Of course, mom knows this place. She recently passed through twice on the train. And she likely has been right here at some point in her decades of world-wide travel. Before my father’s death, the two of them took dozens of months-long overseas journeys; Southeast Asia, India, North Africa, Europe, the Middle East, South America. They would leave Cleveland, Ohio (often for winter) and spend weeks exploring both well-traveled and remote places all around the globe – usually on a motorcycle. Naturally, I was working while they were on these escapades. But for years, I desired and dreamed and planned to do the same kind of long-term meandering. And now, Ellen and I do — as early retired vagabonds.
Amazingly, my dear widowed mother, Diane Kortan, is still at it, too. After caring for my stroke-disabled father for four years until his passing, she restarted her global wandering. I won’t say how old she is – but I am 55. And mom was NOT a teenage mother. So to see her venturing off to hike in China, Central Asia (Uzbekistan/Tajikistan), or South America is awe inspiring.
Mom is back home now, helping raise school-aged grandchildren, but in late March she interrupted her solo trekking in Southeast China to meet us in Ho Chi Minh City (Saigon). Ellen and I had spent the previous 5 months hopscotching around Malaysia, Thailand and Cambodia. The three of us shared Airbnb accommodations and explorations for several weeks in Saigon, Dalat, the Mekong delta, and Nha Trang before seeing mom off by train back to Shanghai for her flight home.

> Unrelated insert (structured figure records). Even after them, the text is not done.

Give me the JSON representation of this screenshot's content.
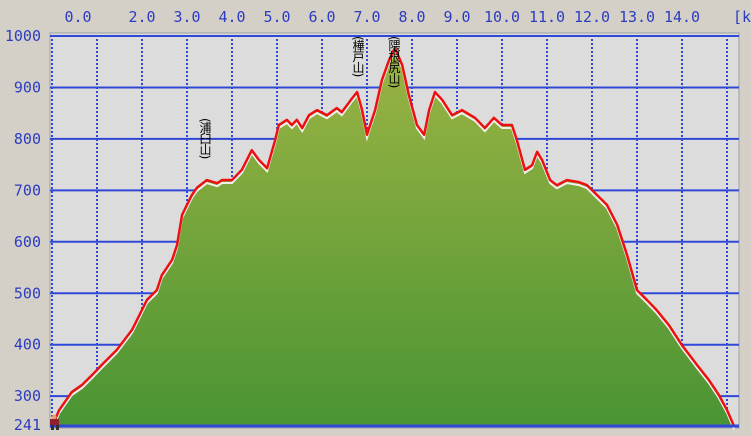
{
  "chart_data": {
    "type": "area",
    "title": "",
    "xlabel": "[km]",
    "ylabel": "",
    "xlim": [
      0,
      15.16
    ],
    "ylim": [
      241,
      1000
    ],
    "x_tick_labels": [
      "0.0",
      "2.0",
      "3.0",
      "4.0",
      "5.0",
      "6.0",
      "7.0",
      "8.0",
      "9.0",
      "10.0",
      "11.0",
      "12.0",
      "13.0",
      "14.0"
    ],
    "x_gridlines_km": [
      0,
      1,
      2,
      3,
      4,
      5,
      6,
      7,
      8,
      9,
      10,
      11,
      12,
      13,
      14,
      15
    ],
    "y_tick_labels": [
      "1000",
      "900",
      "800",
      "700",
      "600",
      "500",
      "400",
      "300",
      "241"
    ],
    "y_gridlines": [
      1000,
      900,
      800,
      700,
      600,
      500,
      400,
      300
    ],
    "grid": true,
    "colors": {
      "line": "#ee1010",
      "fill_top": "#9cb444",
      "fill_bottom": "#4a9433",
      "grid": "#3048d8",
      "plot_bg": "#dcdcdc",
      "labels": "#2c3cc0"
    },
    "series": [
      {
        "x": [
          0,
          0.16,
          0.44,
          0.67,
          0.89,
          1.11,
          1.44,
          1.78,
          2.11,
          2.33,
          2.44,
          2.67,
          2.78,
          2.89,
          3.0,
          3.11,
          3.22,
          3.44,
          3.67,
          3.78,
          4.0,
          4.22,
          4.44,
          4.6,
          4.78,
          4.96,
          5.04,
          5.22,
          5.33,
          5.44,
          5.56,
          5.71,
          5.89,
          6.11,
          6.33,
          6.44,
          6.67,
          6.78,
          6.89,
          7.0,
          7.18,
          7.33,
          7.49,
          7.62,
          7.78,
          7.93,
          8.11,
          8.27,
          8.38,
          8.51,
          8.67,
          8.89,
          9.11,
          9.4,
          9.62,
          9.82,
          10.0,
          10.22,
          10.33,
          10.51,
          10.67,
          10.78,
          10.89,
          11.07,
          11.22,
          11.44,
          11.71,
          11.89,
          12.11,
          12.33,
          12.56,
          12.78,
          13.0,
          13.22,
          13.44,
          13.71,
          14.0,
          14.33,
          14.6,
          14.82,
          15.0,
          15.16
        ],
        "y": [
          241,
          273,
          308,
          322,
          341,
          361,
          390,
          429,
          487,
          506,
          535,
          565,
          594,
          652,
          672,
          691,
          705,
          720,
          714,
          720,
          720,
          740,
          778,
          759,
          743,
          798,
          827,
          837,
          827,
          837,
          821,
          846,
          856,
          846,
          860,
          852,
          879,
          891,
          856,
          808,
          856,
          914,
          953,
          977,
          944,
          885,
          827,
          808,
          856,
          891,
          876,
          846,
          856,
          841,
          821,
          841,
          827,
          827,
          798,
          740,
          749,
          775,
          759,
          720,
          710,
          720,
          716,
          710,
          691,
          672,
          633,
          574,
          506,
          487,
          467,
          438,
          399,
          361,
          331,
          302,
          273,
          241
        ]
      }
    ],
    "annotations": [
      {
        "km": 3.4,
        "label": "(浦臼山)"
      },
      {
        "km": 6.8,
        "label": "(樺戸山)"
      },
      {
        "km": 7.6,
        "label": "(隈根尻山)"
      }
    ],
    "start_marker_icon": "hiker-icon"
  }
}
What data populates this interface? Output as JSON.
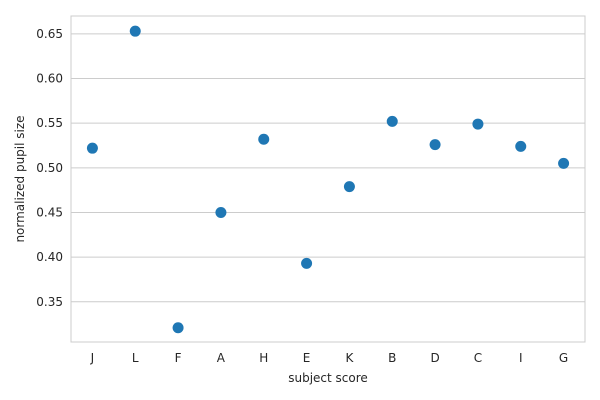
{
  "chart_data": {
    "type": "scatter",
    "categories": [
      "J",
      "L",
      "F",
      "A",
      "H",
      "E",
      "K",
      "B",
      "D",
      "C",
      "I",
      "G"
    ],
    "values": [
      0.522,
      0.653,
      0.321,
      0.45,
      0.532,
      0.393,
      0.479,
      0.552,
      0.526,
      0.549,
      0.524,
      0.505
    ],
    "xlabel": "subject score",
    "ylabel": "normalized pupil size",
    "ylim": [
      0.305,
      0.67
    ],
    "yticks": [
      0.35,
      0.4,
      0.45,
      0.5,
      0.55,
      0.6,
      0.65
    ],
    "ytick_labels": [
      "0.35",
      "0.40",
      "0.45",
      "0.50",
      "0.55",
      "0.60",
      "0.65"
    ],
    "grid": "horizontal",
    "legend": "none",
    "marker_color": "#1f77b4",
    "grid_color": "#cccccc",
    "frame_color": "#cccccc"
  }
}
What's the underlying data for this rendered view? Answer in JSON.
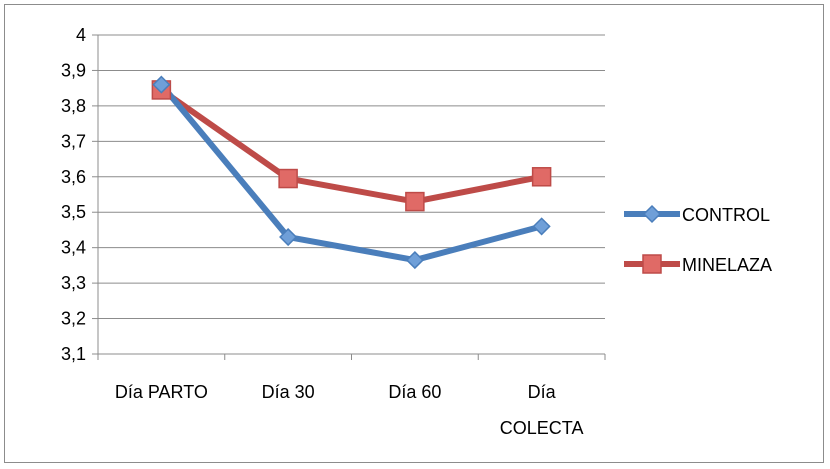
{
  "chart_data": {
    "type": "line",
    "title": "",
    "xlabel": "",
    "ylabel": "",
    "categories": [
      "Día PARTO",
      "Día 30",
      "Día 60",
      "Día COLECTA"
    ],
    "ylim": [
      3.1,
      4
    ],
    "yticks": [
      "3,1",
      "3,2",
      "3,3",
      "3,4",
      "3,5",
      "3,6",
      "3,7",
      "3,8",
      "3,9",
      "4"
    ],
    "grid": true,
    "legend_position": "right",
    "series": [
      {
        "name": "CONTROL",
        "values": [
          3.86,
          3.43,
          3.365,
          3.46
        ],
        "color": "#4a7ebb",
        "marker": "diamond"
      },
      {
        "name": "MINELAZA",
        "values": [
          3.845,
          3.595,
          3.53,
          3.6
        ],
        "color": "#be4b48",
        "marker": "square"
      }
    ]
  }
}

Mom was up early each day. She would attend daybreak Catholic mass at every opportunity – walking blocks in the dark to celebrate the Eucharist with what she described as surprisingly large and enthusiastic congregations. Ellen and I slept. On Sundays, I did start what I hope can be a new tradition when possible; accompanying mom to mass and brunch afterward.
We all took buses and boat rides, went to markets and temples, ate strange street food and did near-fine dining in our raggedy clothes. Together we struggled with menus and maps – and always with the Vietnamese language. I will never forget seeing her disappear down into one of the tiny Cu Chi tunnels used by the Viet Cong in wartime, now a tourist attraction. My favorite memory however, is hearing her squeal like a school girl as we rode a speedy, twisting, roller-coaster type ride at a Dalat waterfall park — holding her tight as we careened down the steep steel track.

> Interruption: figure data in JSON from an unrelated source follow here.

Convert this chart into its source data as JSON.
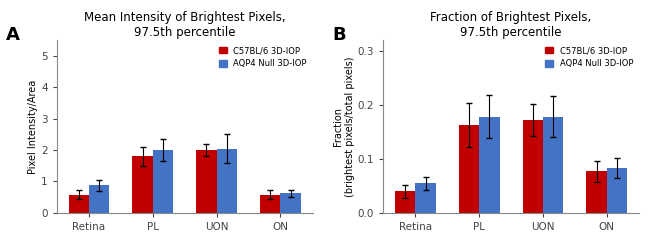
{
  "panel_A": {
    "title": "Mean Intensity of Brightest Pixels,\n97.5th percentile",
    "ylabel": "Pixel Intensity/Area",
    "categories": [
      "Retina",
      "PL",
      "UON",
      "ON"
    ],
    "red_values": [
      0.58,
      1.8,
      2.0,
      0.58
    ],
    "blue_values": [
      0.88,
      2.0,
      2.05,
      0.62
    ],
    "red_errors": [
      0.15,
      0.3,
      0.2,
      0.15
    ],
    "blue_errors": [
      0.18,
      0.35,
      0.45,
      0.1
    ],
    "ylim": [
      0,
      5.5
    ],
    "yticks": [
      0,
      1,
      2,
      3,
      4,
      5
    ]
  },
  "panel_B": {
    "title": "Fraction of Brightest Pixels,\n97.5th percentile",
    "ylabel": "Fraction\n(brightest pixels/total pixels)",
    "categories": [
      "Retina",
      "PL",
      "UON",
      "ON"
    ],
    "red_values": [
      0.04,
      0.163,
      0.172,
      0.077
    ],
    "blue_values": [
      0.055,
      0.178,
      0.178,
      0.083
    ],
    "red_errors": [
      0.012,
      0.04,
      0.03,
      0.02
    ],
    "blue_errors": [
      0.012,
      0.04,
      0.038,
      0.018
    ],
    "ylim": [
      0,
      0.32
    ],
    "yticks": [
      0.0,
      0.1,
      0.2,
      0.3
    ]
  },
  "red_color": "#c00000",
  "blue_color": "#4472c4",
  "legend_labels": [
    "C57BL/6 3D-IOP",
    "AQP4 Null 3D-IOP"
  ],
  "bar_width": 0.32,
  "label_A": "A",
  "label_B": "B",
  "background_color": "#ffffff"
}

The experience was priceless. The photos are forever. It was the most time we had spent together since I lived at home as a juvenile. A subsequent period of estrangement evolved into 20-some years of standard get-togethers for holidays and family birthdays. Those gatherings were fun and memorable but far different than literally living with a parent again and enjoying a new and foreign culture together. Both Ellen and myself felt blessed and thrilled — and we remain so impressed with mom’s energy and adaptability and patient, loving, accepting attitude towards us and everyone we met.
So happy Mother’s Day, mom. Thank you for the years of travel demonstrations. You’re incredible! We love you. You have – and can still – ‘out travel’ us. And your adventures have inspired us to pursue this dream-like nomadic lifestyle. We know you are planning to continue to experience more of the earth and this life – as are we. And we sincerely hope we can cross our paths again and spend more time together somewhere new.